La segunda ola, o mejor dicho Tsunami, de masificación de la fotografía solicita repensar cómo uno se relaciona con este medio, en primer lugar quién es fotógrafo de profesión: puede parecer la vieja cuestión según la cual el mundo está lleno de gente que escribe versos, pero los buenos poetas son pocos o abunda de personas que llenan lienzos, aunque los verdaderos pintores escaseen, etcétera. Sin embargo, ningún otro medio como el fotográfico ha proliferado como ahora tanto en fase de creación como -y es tal vez el dato más contundente-, de exposición pública (sin contar decenas de otras plataformas, solo Instagram recibe cada día más de 40 millones de fotos). Este crecimiento exponencial no puede no afectar el sentido de qué significa sacar una foto hoy. Las exposiciones de Leo Barizzoni y Nacho Álvarez -aunque muy distantes entre sí y posiblemente sin habérselo planteado– parecen buscar una suerte de respuesta, instrumentando cierta resistencia, o por lo menos dando rumbo, a la compulsión e insensatez digital difusa: el sencillo anclaje a un tema centralizador. Así de simple: nada nuevo, por supuesto no resuelve dilemas filosóficos o sociológicos, ni siquiera estéticos, pero apela, de la forma más elemental, a un antiguo valor estructurante, la cohesión, esa idea que parece negada sistemáticamente por el aluvión de fotos disparatadas, cualitativamente, que nos moja sin parar, aún sin querer.

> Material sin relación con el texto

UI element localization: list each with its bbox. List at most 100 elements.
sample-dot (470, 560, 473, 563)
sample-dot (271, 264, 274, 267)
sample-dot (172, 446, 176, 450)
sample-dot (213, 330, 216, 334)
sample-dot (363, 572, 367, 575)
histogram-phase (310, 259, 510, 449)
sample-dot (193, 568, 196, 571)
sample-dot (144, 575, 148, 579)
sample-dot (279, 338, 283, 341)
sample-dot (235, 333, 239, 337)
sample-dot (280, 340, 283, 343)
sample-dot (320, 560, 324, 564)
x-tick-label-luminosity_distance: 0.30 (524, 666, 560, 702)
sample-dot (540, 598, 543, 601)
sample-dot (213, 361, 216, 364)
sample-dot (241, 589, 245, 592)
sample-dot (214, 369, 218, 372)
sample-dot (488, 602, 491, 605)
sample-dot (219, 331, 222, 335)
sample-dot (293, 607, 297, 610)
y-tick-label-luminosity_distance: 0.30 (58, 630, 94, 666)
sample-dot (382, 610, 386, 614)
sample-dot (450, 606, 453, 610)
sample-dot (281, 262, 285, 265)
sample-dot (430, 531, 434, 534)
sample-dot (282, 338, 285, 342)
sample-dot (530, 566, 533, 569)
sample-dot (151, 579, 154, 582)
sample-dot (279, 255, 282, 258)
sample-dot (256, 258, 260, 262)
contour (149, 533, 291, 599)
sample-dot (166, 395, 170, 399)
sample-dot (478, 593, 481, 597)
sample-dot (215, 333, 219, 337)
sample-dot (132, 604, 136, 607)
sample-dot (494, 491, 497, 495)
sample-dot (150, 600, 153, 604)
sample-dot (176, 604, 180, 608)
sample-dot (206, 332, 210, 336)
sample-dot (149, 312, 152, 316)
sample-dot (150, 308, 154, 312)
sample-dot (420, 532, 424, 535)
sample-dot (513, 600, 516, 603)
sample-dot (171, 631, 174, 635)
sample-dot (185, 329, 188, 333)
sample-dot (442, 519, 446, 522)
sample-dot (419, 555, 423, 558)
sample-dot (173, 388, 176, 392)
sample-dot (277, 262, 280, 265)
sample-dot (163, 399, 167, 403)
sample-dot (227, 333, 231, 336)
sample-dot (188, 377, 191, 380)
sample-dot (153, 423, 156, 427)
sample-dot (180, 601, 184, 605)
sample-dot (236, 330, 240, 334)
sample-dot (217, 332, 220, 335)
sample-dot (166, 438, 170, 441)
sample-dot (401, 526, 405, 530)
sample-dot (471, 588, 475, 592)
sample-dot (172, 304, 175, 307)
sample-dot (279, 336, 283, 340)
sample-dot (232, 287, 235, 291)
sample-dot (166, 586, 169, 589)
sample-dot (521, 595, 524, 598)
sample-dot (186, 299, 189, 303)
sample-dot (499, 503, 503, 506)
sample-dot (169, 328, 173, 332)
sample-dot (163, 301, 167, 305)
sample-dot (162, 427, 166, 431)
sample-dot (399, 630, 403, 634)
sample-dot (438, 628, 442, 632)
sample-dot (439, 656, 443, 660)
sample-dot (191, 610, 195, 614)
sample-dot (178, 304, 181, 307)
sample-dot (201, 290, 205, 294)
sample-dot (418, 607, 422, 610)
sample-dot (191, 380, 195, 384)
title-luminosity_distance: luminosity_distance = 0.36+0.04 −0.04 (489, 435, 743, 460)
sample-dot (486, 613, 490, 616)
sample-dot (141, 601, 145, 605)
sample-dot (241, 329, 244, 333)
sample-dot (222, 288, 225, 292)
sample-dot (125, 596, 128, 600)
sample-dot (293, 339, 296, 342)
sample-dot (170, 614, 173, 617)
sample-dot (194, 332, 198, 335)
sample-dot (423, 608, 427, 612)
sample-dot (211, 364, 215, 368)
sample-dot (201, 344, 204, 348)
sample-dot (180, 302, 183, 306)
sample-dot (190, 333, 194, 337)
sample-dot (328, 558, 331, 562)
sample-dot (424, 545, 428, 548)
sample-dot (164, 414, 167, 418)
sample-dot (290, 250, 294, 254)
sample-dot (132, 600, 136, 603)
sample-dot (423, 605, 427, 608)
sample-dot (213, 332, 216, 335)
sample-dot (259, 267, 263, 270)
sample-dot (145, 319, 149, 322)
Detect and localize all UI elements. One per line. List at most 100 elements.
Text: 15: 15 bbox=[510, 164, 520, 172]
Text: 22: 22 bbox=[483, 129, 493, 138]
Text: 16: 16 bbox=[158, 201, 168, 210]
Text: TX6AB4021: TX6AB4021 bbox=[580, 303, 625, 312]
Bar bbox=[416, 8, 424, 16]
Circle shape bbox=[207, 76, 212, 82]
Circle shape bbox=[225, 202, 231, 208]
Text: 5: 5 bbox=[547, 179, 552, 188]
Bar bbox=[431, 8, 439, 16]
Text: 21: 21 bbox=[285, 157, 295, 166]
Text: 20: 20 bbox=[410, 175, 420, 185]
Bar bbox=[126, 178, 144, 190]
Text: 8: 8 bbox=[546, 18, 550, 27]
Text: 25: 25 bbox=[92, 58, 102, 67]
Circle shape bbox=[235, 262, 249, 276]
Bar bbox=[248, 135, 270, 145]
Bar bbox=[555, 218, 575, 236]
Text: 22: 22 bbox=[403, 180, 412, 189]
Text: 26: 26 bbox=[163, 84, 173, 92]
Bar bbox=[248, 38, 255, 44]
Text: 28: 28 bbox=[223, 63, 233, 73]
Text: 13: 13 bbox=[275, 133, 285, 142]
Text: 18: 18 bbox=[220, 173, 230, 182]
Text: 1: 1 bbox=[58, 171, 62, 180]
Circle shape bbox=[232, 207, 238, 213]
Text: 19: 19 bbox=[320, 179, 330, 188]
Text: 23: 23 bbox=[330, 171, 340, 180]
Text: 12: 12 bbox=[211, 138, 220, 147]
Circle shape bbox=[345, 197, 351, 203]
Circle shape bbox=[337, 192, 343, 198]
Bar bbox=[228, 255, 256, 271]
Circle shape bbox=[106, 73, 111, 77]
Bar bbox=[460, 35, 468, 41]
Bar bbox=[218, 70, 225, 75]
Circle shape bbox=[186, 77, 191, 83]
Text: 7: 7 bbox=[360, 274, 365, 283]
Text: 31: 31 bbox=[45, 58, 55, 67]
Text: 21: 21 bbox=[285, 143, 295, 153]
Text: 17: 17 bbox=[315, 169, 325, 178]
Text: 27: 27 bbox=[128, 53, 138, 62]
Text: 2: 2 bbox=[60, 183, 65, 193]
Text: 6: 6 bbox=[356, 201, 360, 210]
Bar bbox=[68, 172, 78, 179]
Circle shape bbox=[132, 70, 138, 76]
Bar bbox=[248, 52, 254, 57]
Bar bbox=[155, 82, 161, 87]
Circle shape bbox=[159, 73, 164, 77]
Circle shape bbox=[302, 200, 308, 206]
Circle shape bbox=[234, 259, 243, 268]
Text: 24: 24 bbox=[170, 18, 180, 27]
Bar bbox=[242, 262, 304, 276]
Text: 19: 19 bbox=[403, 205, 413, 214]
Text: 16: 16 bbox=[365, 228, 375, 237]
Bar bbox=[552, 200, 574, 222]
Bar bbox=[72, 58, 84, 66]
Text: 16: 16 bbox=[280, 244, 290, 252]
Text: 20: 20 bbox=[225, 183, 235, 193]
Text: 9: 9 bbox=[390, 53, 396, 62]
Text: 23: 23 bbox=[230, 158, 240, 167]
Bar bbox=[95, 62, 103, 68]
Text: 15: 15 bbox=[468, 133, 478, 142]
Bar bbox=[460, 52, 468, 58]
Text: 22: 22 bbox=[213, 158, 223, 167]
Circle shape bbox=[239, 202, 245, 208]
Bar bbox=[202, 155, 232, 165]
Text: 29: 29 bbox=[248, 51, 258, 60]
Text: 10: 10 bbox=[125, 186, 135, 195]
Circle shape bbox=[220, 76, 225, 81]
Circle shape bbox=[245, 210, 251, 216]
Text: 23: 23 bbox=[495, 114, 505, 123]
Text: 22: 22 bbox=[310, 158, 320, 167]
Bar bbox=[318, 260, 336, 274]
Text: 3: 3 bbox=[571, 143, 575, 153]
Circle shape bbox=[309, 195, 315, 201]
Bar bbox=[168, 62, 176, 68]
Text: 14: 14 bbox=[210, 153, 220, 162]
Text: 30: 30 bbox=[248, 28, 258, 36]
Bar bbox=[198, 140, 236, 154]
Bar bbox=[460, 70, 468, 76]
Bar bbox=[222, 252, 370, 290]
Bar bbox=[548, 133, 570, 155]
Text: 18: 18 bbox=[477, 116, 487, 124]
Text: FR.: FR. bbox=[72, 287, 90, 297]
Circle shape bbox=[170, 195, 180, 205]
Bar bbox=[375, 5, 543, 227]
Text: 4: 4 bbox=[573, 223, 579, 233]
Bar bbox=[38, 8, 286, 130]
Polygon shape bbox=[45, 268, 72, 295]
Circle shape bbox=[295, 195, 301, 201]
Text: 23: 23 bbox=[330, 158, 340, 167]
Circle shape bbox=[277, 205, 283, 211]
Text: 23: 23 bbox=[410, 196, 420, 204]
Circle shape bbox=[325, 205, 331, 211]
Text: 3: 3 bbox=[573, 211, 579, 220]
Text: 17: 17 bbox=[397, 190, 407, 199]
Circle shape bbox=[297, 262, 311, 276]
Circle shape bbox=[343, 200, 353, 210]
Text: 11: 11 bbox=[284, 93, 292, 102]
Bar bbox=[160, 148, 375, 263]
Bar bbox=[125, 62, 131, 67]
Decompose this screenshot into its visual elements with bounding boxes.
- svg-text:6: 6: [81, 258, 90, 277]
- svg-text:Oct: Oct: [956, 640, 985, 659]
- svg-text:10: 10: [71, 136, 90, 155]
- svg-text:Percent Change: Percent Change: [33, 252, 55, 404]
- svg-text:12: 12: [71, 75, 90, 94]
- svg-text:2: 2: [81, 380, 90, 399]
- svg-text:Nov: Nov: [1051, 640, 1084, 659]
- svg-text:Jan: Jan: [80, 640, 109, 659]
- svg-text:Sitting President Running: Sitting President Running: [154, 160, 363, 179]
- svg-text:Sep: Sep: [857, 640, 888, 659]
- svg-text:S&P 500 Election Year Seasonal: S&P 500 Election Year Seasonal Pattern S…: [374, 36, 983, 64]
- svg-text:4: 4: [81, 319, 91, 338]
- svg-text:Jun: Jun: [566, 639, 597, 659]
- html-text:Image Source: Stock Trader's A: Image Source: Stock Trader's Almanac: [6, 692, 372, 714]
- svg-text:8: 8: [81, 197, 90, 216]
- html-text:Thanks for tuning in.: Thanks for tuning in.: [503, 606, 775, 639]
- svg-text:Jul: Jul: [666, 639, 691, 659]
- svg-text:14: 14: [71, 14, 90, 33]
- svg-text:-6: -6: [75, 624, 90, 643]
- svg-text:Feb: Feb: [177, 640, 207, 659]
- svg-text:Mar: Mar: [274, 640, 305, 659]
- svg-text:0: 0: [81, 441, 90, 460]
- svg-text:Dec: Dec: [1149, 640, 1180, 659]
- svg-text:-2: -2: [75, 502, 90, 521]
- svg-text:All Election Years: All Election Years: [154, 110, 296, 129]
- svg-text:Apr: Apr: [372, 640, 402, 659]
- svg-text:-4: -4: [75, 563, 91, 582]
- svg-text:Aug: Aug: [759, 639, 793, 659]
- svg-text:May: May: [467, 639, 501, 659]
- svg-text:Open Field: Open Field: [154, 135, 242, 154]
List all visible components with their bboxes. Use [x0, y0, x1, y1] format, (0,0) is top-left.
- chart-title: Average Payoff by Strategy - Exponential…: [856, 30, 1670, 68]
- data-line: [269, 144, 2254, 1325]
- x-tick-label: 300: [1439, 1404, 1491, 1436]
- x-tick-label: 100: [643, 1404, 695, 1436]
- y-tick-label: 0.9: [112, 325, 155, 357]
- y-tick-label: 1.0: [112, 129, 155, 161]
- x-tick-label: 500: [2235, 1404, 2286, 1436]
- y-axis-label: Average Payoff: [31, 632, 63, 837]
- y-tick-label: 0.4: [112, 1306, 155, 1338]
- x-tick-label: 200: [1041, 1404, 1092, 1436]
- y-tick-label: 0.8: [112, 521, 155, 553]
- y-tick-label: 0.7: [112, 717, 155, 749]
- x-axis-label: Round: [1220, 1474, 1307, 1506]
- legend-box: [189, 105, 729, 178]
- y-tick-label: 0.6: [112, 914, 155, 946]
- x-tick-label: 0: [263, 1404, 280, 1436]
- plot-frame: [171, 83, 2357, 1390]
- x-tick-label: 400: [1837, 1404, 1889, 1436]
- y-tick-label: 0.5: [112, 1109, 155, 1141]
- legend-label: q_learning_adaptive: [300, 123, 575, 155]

Más allá del valor histórico de la cita, abrí con Cartier-Bresson porque las dos muestras trasudan “candidez”: su fuerza reside en la (supuesta) naturalidad del sujeto y de sus acciones -algo que, a esta altura, se percibe paradójicamente como un poco artificial, a raíz de su sólida codificación- que el fotógrafo sujeta, engrandeciendo de paso los valores “agregados” y normalmente ocultos de los retratados, por ejemplo cierta espectacularidad latente o melancolía intrínseca (y aquí pienso precisa y respectivamente en Fútbol y Perros vecinos). Esta exposición de franqueza, que costea el fotoperiodismo, vale decir un tipo de fotografía que se podría etiquetar como “documentalismo lírico”, en buena medida se torna quimérica: qué la vida sea una serie de potenciales “momentos Kodak” ya entró en el imaginario colectivo (por lo menos occidental) y posiblemente se viva también, por momentos, teniéndolo en cuenta (su “punto de no retorno” se condensa tal vez en el notorio mandato/oxímoron del fotógrafo amateur: “sé espontáneo!”). Sin embargo, la unidad temática, o sea ir siempre con la propia cámara pronta a disparar, pero cazando una sola especie, puede todavía generar experimentos interesantes.
Leo Barizzoni en su Fútbol, colecciona shots tomados en diferentes países, capturando “el fútbol en la calle, adultos o niños jugando en diferentes lugares del mundo, gente mirando partidos, el fútbol metido en la sociedad” como él mismo cuenta, subrayando a la vez la centralidad de ese deporte en su biografía, dada la profesión del padre, notorio periodista deportivo. Barizzoni con sus fotos insiste en valorizar la faceta del fútbol de aficionados: pone entre paréntesis, como es previsible, todo aquello que forma parte del lado profesional del mismo -muestra niños jugando en Las Flores, Maldonado, una señora que golpea la pelota en una plazoleta de París, etcétera- pero lo carga visualmente como si fuera tal: sintomáticamente ha declarado que busca “la plástica y lo estético constantemente, un cuerpo, una pelota o un salto suspendido en el aire”. La gran cantidad de fotos que adornan un pasaje del Parque Rodó, dan cuenta de este infinito partido global que miles de “anónimos” juegan sin detenerse, en una suerte de himno a la pelota, agigantado por una pericia técnica irreprensible, un blanco y negro gradadamente expresivo, en fin, el virtuosismo: la muestra termina así, y pese a algunas fotos decididamente logradas, por arrinconarse en una mera apoteosis gráfica de algo, como el fútbol, que vive en (y de su) perenne apoteosis.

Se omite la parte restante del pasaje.